Even with such absurdities, Republicans were not wrong to vote against Jackson’s nomination for her judicial philosophy. GOP senator Ben Sasse (Nebraska) clearly acknowledged his objection to Jackson’s nomination based on this basis, but he also recognized that Jackson had “impeccable credentials”, and that Jackson is “an extraordinary individual with an extraordinary American history.”

Sasse and other Republicans could reasonably expect that a liberal nominee would have significant reservations about their preferred approach to interpreting the Constitution, and often cast votes inimical to conservatives on important issues such as affirmative action and gun rights…. I believe Jackson should be confirmed, as her position is likely to be better or more realistic than any other alternatives.

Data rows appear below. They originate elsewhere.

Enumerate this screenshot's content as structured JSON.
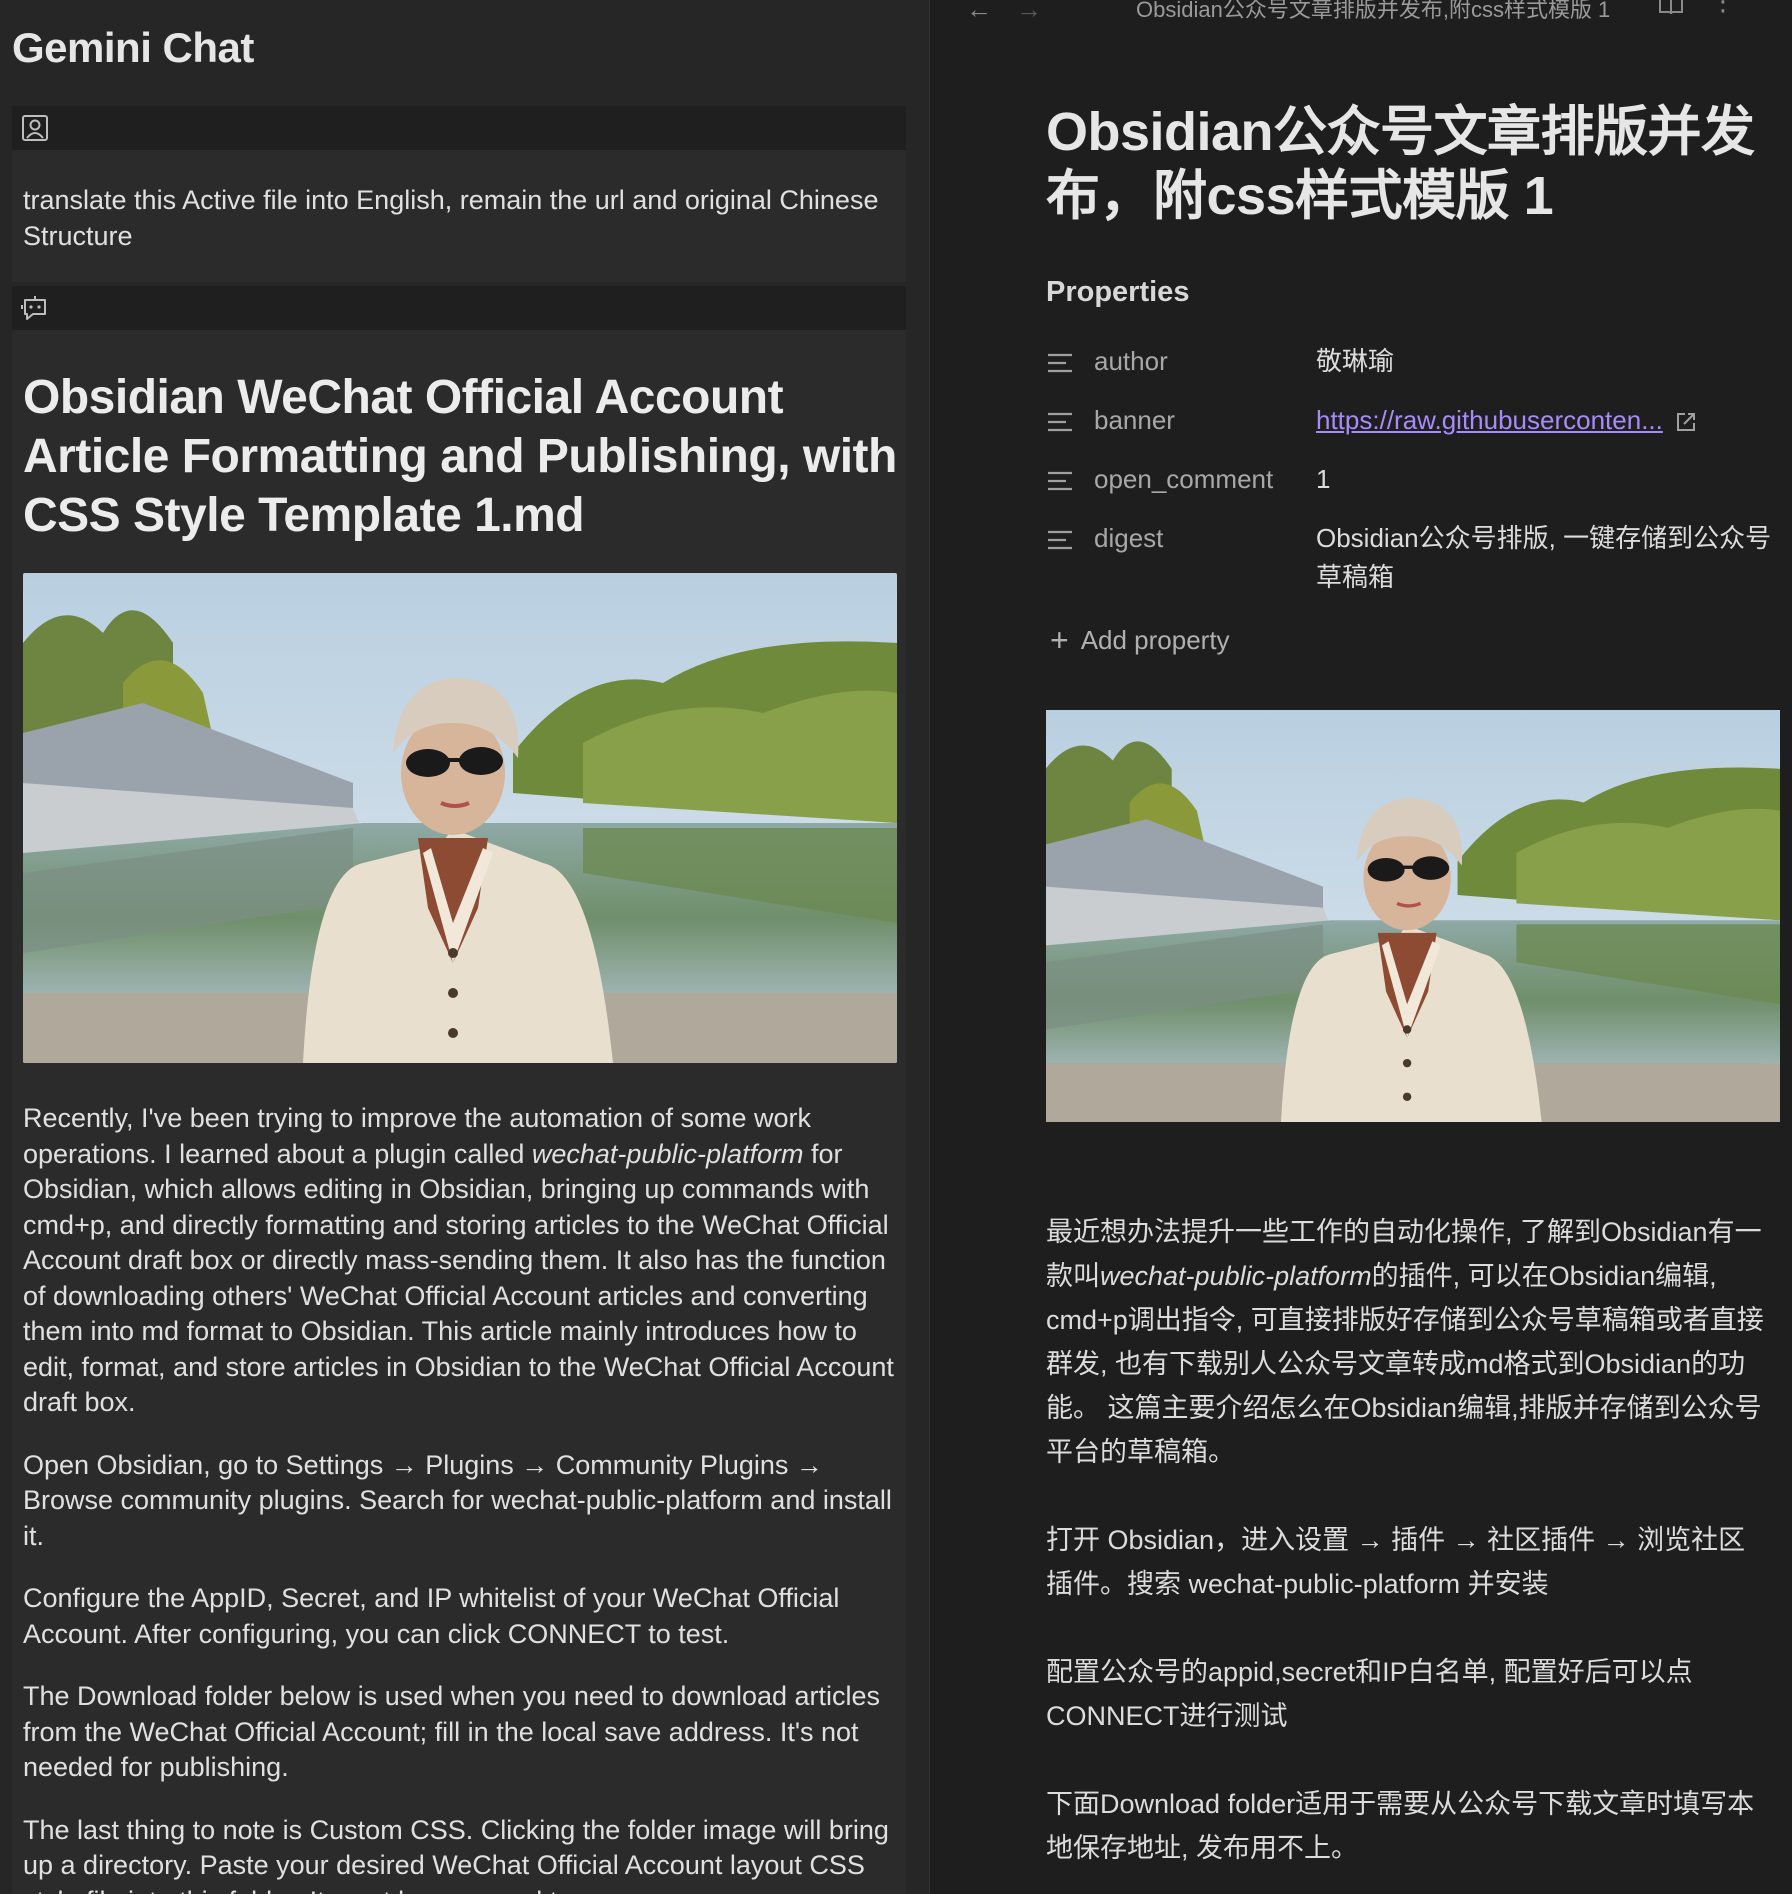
{
  "chat": {
    "title": "Gemini Chat",
    "user_message": "translate this Active file into English, remain the url and original Chinese Structure",
    "response": {
      "heading": "Obsidian WeChat Official Account Article Formatting and Publishing, with CSS Style Template 1.md",
      "p1_before": "Recently, I've been trying to improve the automation of some work operations. I learned about a plugin called ",
      "p1_em": "wechat-public-platform",
      "p1_after": " for Obsidian, which allows editing in Obsidian, bringing up commands with cmd+p, and directly formatting and storing articles to the WeChat Official Account draft box or directly mass-sending them. It also has the function of downloading others' WeChat Official Account articles and converting them into md format to Obsidian. This article mainly introduces how to edit, format, and store articles in Obsidian to the WeChat Official Account draft box.",
      "p2": "Open Obsidian, go to Settings → Plugins → Community Plugins → Browse community plugins. Search for wechat-public-platform and install it.",
      "p3": "Configure the AppID, Secret, and IP whitelist of your WeChat Official Account. After configuring, you can click CONNECT to test.",
      "p4": "The Download folder below is used when you need to download articles from the WeChat Official Account; fill in the local save address. It's not needed for publishing.",
      "p5": "The last thing to note is Custom CSS. Clicking the folder image will bring up a directory. Paste your desired WeChat Official Account layout CSS style file into this folder. It must be renamed to"
    }
  },
  "note": {
    "tab_title": "Obsidian公众号文章排版并发布,附css样式模版 1",
    "title": "Obsidian公众号文章排版并发布，附css样式模版 1",
    "properties_label": "Properties",
    "properties": [
      {
        "key": "author",
        "value": "敬琳瑜"
      },
      {
        "key": "banner",
        "value": "https://raw.githubuserconten..."
      },
      {
        "key": "open_comment",
        "value": "1"
      },
      {
        "key": "digest",
        "value": "Obsidian公众号排版, 一键存储到公众号草稿箱"
      }
    ],
    "add_property": "Add property",
    "p1_before": "最近想办法提升一些工作的自动化操作, 了解到Obsidian有一款叫",
    "p1_em": "wechat-public-platform",
    "p1_after": "的插件, 可以在Obsidian编辑, cmd+p调出指令, 可直接排版好存储到公众号草稿箱或者直接群发, 也有下载别人公众号文章转成md格式到Obsidian的功能。 这篇主要介绍怎么在Obsidian编辑,排版并存储到公众号平台的草稿箱。",
    "p2": "打开 Obsidian，进入设置 → 插件 → 社区插件 → 浏览社区插件。搜索 wechat-public-platform 并安装",
    "p3": "配置公众号的appid,secret和IP白名单, 配置好后可以点CONNECT进行测试",
    "p4": "下面Download folder适用于需要从公众号下载文章时填写本地保存地址, 发布用不上。"
  },
  "icons": {
    "user": "user-avatar-icon",
    "bot": "bot-chat-icon",
    "property": "text-property-icon",
    "external_link": "external-link-icon",
    "back": "arrow-left-icon",
    "forward": "arrow-right-icon",
    "reading_mode": "book-icon",
    "more": "more-options-icon"
  },
  "colors": {
    "link": "#a78bfa",
    "chat_bg": "#262626",
    "note_bg": "#1e1e1e"
  }
}
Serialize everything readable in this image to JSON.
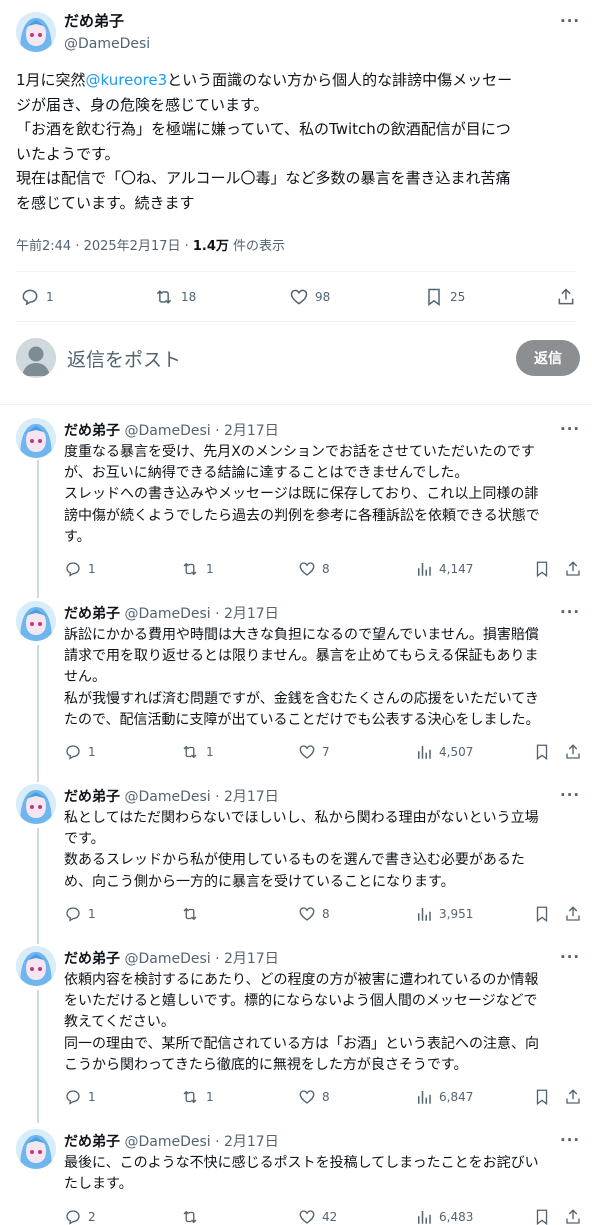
{
  "main_post": {
    "display_name": "だめ弟子",
    "handle": "@DameDesi",
    "more_label": "···",
    "text_lines": [
      [
        "1月に突然",
        "@kureore3",
        "という面識のない方から個人的な誹謗中傷メッセー"
      ],
      [
        "ジが届き、身の危険を感じています。"
      ],
      [
        "「お酒を飲む行為」を極端に嫌っていて、私のTwitchの飲酒配信が目につ"
      ],
      [
        "いたようです。"
      ],
      [
        "現在は配信で「〇ね、アルコール〇毒」など多数の暴言を書き込まれ苦痛"
      ],
      [
        "を感じています。続きます"
      ]
    ],
    "meta": {
      "time": "午前2:44 · 2025年2月17日 · ",
      "views": "1.4万",
      "views_label": " 件の表示"
    },
    "actions": {
      "replies": "1",
      "reposts": "18",
      "likes": "98",
      "bookmarks": "25"
    }
  },
  "composer": {
    "placeholder": "返信をポスト",
    "reply_button": "返信"
  },
  "replies": [
    {
      "name": "だめ弟子",
      "handle": "@DameDesi · 2月17日",
      "lines": [
        "度重なる暴言を受け、先月Xのメンションでお話をさせていただいたのです",
        "が、お互いに納得できる結論に達することはできませんでした。",
        "スレッドへの書き込みやメッセージは既に保存しており、これ以上同様の誹",
        "謗中傷が続くようでしたら過去の判例を参考に各種訴訟を依頼できる状態で",
        "す。"
      ],
      "replies": "1",
      "reposts": "1",
      "likes": "8",
      "views": "4,147"
    },
    {
      "name": "だめ弟子",
      "handle": "@DameDesi · 2月17日",
      "lines": [
        "訴訟にかかる費用や時間は大きな負担になるので望んでいません。損害賠償",
        "請求で用を取り返せるとは限りません。暴言を止めてもらえる保証もありま",
        "せん。",
        "私が我慢すれば済む問題ですが、金銭を含むたくさんの応援をいただいてき",
        "たので、配信活動に支障が出ていることだけでも公表する決心をしました。"
      ],
      "replies": "1",
      "reposts": "1",
      "likes": "7",
      "views": "4,507"
    },
    {
      "name": "だめ弟子",
      "handle": "@DameDesi · 2月17日",
      "lines": [
        "私としてはただ関わらないでほしいし、私から関わる理由がないという立場",
        "です。",
        "数あるスレッドから私が使用しているものを選んで書き込む必要があるた",
        "め、向こう側から一方的に暴言を受けていることになります。"
      ],
      "replies": "1",
      "reposts": "",
      "likes": "8",
      "views": "3,951"
    },
    {
      "name": "だめ弟子",
      "handle": "@DameDesi · 2月17日",
      "lines": [
        "依頼内容を検討するにあたり、どの程度の方が被害に遭われているのか情報",
        "をいただけると嬉しいです。標的にならないよう個人間のメッセージなどで",
        "教えてください。",
        "同一の理由で、某所で配信されている方は「お酒」という表記への注意、向",
        "こうから関わってきたら徹底的に無視をした方が良さそうです。"
      ],
      "replies": "1",
      "reposts": "1",
      "likes": "8",
      "views": "6,847"
    },
    {
      "name": "だめ弟子",
      "handle": "@DameDesi · 2月17日",
      "lines": [
        "最後に、このような不快に感じるポストを投稿してしまったことをお詫びい",
        "たします。"
      ],
      "replies": "2",
      "reposts": "",
      "likes": "42",
      "views": "6,483"
    }
  ],
  "colors": {
    "accent": "#1d9bf0",
    "muted": "#536471",
    "reply_button": "#8b8f92"
  }
}
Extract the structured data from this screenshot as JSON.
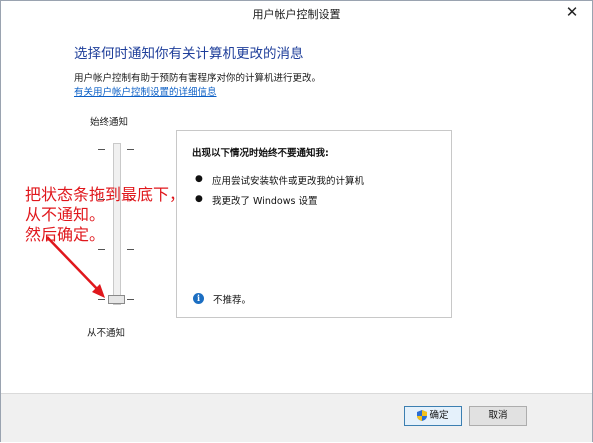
{
  "window": {
    "title": "用户帐户控制设置",
    "close_glyph": "✕"
  },
  "content": {
    "heading": "选择何时通知你有关计算机更改的消息",
    "description": "用户帐户控制有助于预防有害程序对你的计算机进行更改。",
    "link": "有关用户帐户控制设置的详细信息"
  },
  "slider": {
    "top_label": "始终通知",
    "bottom_label": "从不通知",
    "levels": 4,
    "selected_level": 1
  },
  "panel": {
    "title": "出现以下情况时始终不要通知我:",
    "items": [
      "应用尝试安装软件或更改我的计算机",
      "我更改了 Windows 设置"
    ],
    "bullet": "●",
    "info_icon": "info-icon",
    "info_glyph": "i",
    "note": "不推荐。"
  },
  "annotation": {
    "text": "把状态条拖到最底下，\n从不通知。\n然后确定。",
    "color": "#e0171c"
  },
  "buttons": {
    "ok": "确定",
    "cancel": "取消"
  },
  "colors": {
    "heading": "#1e3e9a",
    "link": "#0b5fc6",
    "annotation": "#e0171c",
    "info": "#1b6ec2"
  }
}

But reasonable senators could differ with that assessment….

As presidents can consider the judicial perspective when choosing who to nominate, senators also have the right to vote on confirmation. It is an integral part of her job that a justice employs in making decisions. Barack Obama, an Illinois senator at the time, stated it when he defended his vote for Samuel Alito as George W. Bush’s nominee. “meaningful advice” and “consent are important parts of her job. [by the Senate]… includes an examination of a judge’s philosophy, ideology, and record,” as well as “intellect” and “personal character.”

Such opposition is not unusual in today’s divided Senate. Jackson’s replacement is Justice Stephen Breyer. This was Justice Stephen Breyer who was confirmed in an overwhelming bipartisan vote of 87-9 back in 1994. A majority of the senators who opposed the President’s selections have not supported any nominees since that time, starting with Chief Justice John Roberts. Roberts received 22 votes against him from the 45 Senate Democrats at that time (and one Democrat aligned independent). Since then, over 75% of Senators from each other party have opposed any Supreme Court nominee. Biden was one of the Democratic senators that voted against Alito on grounds of judicial philosophy. Both voted for Roberts.

Some believe that there should not be any differences in judicial philosophy if the nominee is “mainstream”. However, most of the Supreme Court’s bad decisions of that era were in the judicial mainstream. Jackson fits well into the liberal mainstream, as did the recent Republican nominees. This doesn’t mean that they won’t make terrible mistakes. In deciding how you vote, a senator can legitimizely consider the views of a major nominee if they believe that it will produce terrible results.